横浜に戻ってからはもう全く釣りに行くなんてチャンスはなくなった。そんな環境もないし、そんな仲間だっていないのだ。次に竿を持ったのは、子どもたちが幼稚園から小学校へ上がる頃、草津の山奥にキャンプに行く様になってからだ。30数年前だろうか。一般に公開されているわけではない山の中にテントを張ることができ、そのテリトリーの中にはいくつかの池があった。かつて、その池にニジマスを放したことがあるといっていた。ある日上にあるふたつの池にお客さんを案内したことがあって、周辺の渓流を釣り歩いてきたその人が「竿を出しても良いか?」といって取りだしたのがフライだった。その二投目にニジマスがヒットした。それを目の当たりにした私はすっかり魅了されてしまった。安いフライ竿を買った。SANSUIに行ってちゃんとしたフライロッドも、ルアーロッドも手に入れた。そのうち、いくつかある池に、養魚場からニジマスとヤマメを買ってきて放流した。あとで、環境庁の人から怒られた。その人たちに熊が寝たあとや、熊の糞の存在を教えられて、ビビった。すぐ裏の川に入漁料を払って踏み込んだこともあったけれど、いつもその「熊」が頭にこびりついていて、および腰だった。

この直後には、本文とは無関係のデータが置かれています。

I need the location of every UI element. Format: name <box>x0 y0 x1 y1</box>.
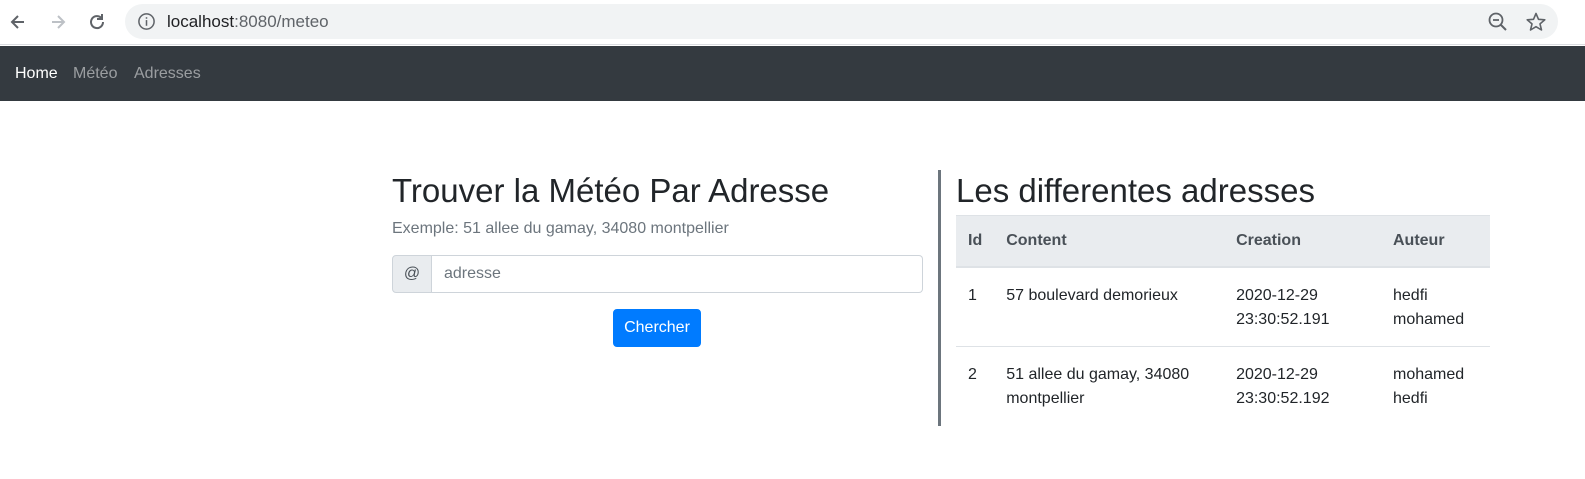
table-row: 2 51 allee du gamay, 34080 montpellier 2… <box>956 346 1490 425</box>
cell-content: 57 boulevard demorieux <box>994 266 1225 347</box>
nav-item-meteo[interactable]: Météo <box>73 64 117 84</box>
column-header-auteur: Auteur <box>1381 215 1490 268</box>
info-icon[interactable] <box>137 12 156 31</box>
back-icon <box>10 15 24 29</box>
cell-auteur: mohamed hedfi <box>1393 365 1465 407</box>
address-bar[interactable]: localhost:8080/meteo <box>125 4 1558 39</box>
nav-item-home[interactable]: Home <box>15 64 58 84</box>
cell-auteur: hedfi mohamed <box>1381 266 1490 347</box>
forward-button[interactable] <box>44 8 72 36</box>
addresses-title: Les differentes adresses <box>956 172 1315 209</box>
star-icon[interactable] <box>1525 11 1547 33</box>
url-host: localhost <box>167 12 235 31</box>
table-row: 1 57 boulevard demorieux 2020-12-29 23:3… <box>956 266 1490 347</box>
reload-icon <box>90 14 105 30</box>
column-header-id: Id <box>956 215 995 268</box>
addresses-table: Id Content Creation Auteur 1 57 boulevar… <box>956 215 1490 425</box>
nav-item-adresses[interactable]: Adresses <box>134 64 201 84</box>
forward-icon <box>52 15 66 29</box>
cell-creation: 2020-12-29 23:30:52.191 <box>1224 266 1381 347</box>
address-input[interactable] <box>432 255 923 293</box>
table-header-row: Id Content Creation Auteur <box>956 215 1490 268</box>
cell-content: 51 allee du gamay, 34080 montpellier <box>1006 365 1190 407</box>
vertical-divider <box>938 170 941 426</box>
search-title: Trouver la Météo Par Adresse <box>392 172 830 209</box>
column-header-content: Content <box>994 215 1225 268</box>
back-button[interactable] <box>4 8 32 36</box>
search-button[interactable]: Chercher <box>613 309 701 347</box>
zoom-icon[interactable] <box>1487 11 1509 33</box>
browser-toolbar: localhost:8080/meteo <box>0 0 1585 45</box>
search-example-text: Exemple: 51 allee du gamay, 34080 montpe… <box>392 220 729 237</box>
reload-button[interactable] <box>83 8 111 36</box>
column-header-creation: Creation <box>1224 215 1381 268</box>
cell-id: 2 <box>968 365 977 383</box>
url-path: :8080/meteo <box>234 12 329 31</box>
cell-id: 1 <box>956 266 995 347</box>
at-prefix: @ <box>392 255 432 293</box>
address-input-group: @ <box>392 255 923 293</box>
url-text[interactable]: localhost:8080/meteo <box>167 12 329 31</box>
main-navbar: Home Météo Adresses <box>0 46 1585 101</box>
cell-creation: 2020-12-29 23:30:52.192 <box>1236 365 1330 407</box>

25年前に豪州へ行った。娘の学校の同級生で仙台から来ている子がいた。そのお父さんは、地形学者で大学の先生だったけれど筋金入りの釣り好きだった。噂では釣りのために当地の学校に来たんだといわれるくらいだった。学校行事でお目にかかってから釣りのポイントを教えて戴いた。それからは刺身を食べたいばっかりにあちこちのポイントに繰り出した。日本人会でも釣りは盛んだった。同じく娘の学校の関西から来た同級生のお父さんは、なんと釣り用にボートまで持っていて、車で引っ張って出かけるという、まるで現地の人たちの様な趣味を楽しんでいた。朝早く家を出て、ポイントの桟橋からだったり、エンジン付のボートを借りたりして鰺、鱚、マトウダイ、サヨリ、鯖といった魚を釣っては、友人同士で交換し、刺身を楽しんだ。オージーはそうしたアウトドアを楽しむ人がとても多いので、情報は多い。しかし、彼等の釣り方は非常に大胆で、肉を大きな針にさしては、ポ〜ンと沖に投げて、それっきりだったりする。だから、魚がすれていない。鰺のサビキなんて日本から持ってくると、あれよあれよと釣れた。だから、日本に一時帰国すると、みんなのリクエストに応えて上州屋へ行った。
日本に帰ってきてからは、全くやらなくなった。もう20年以上経つ。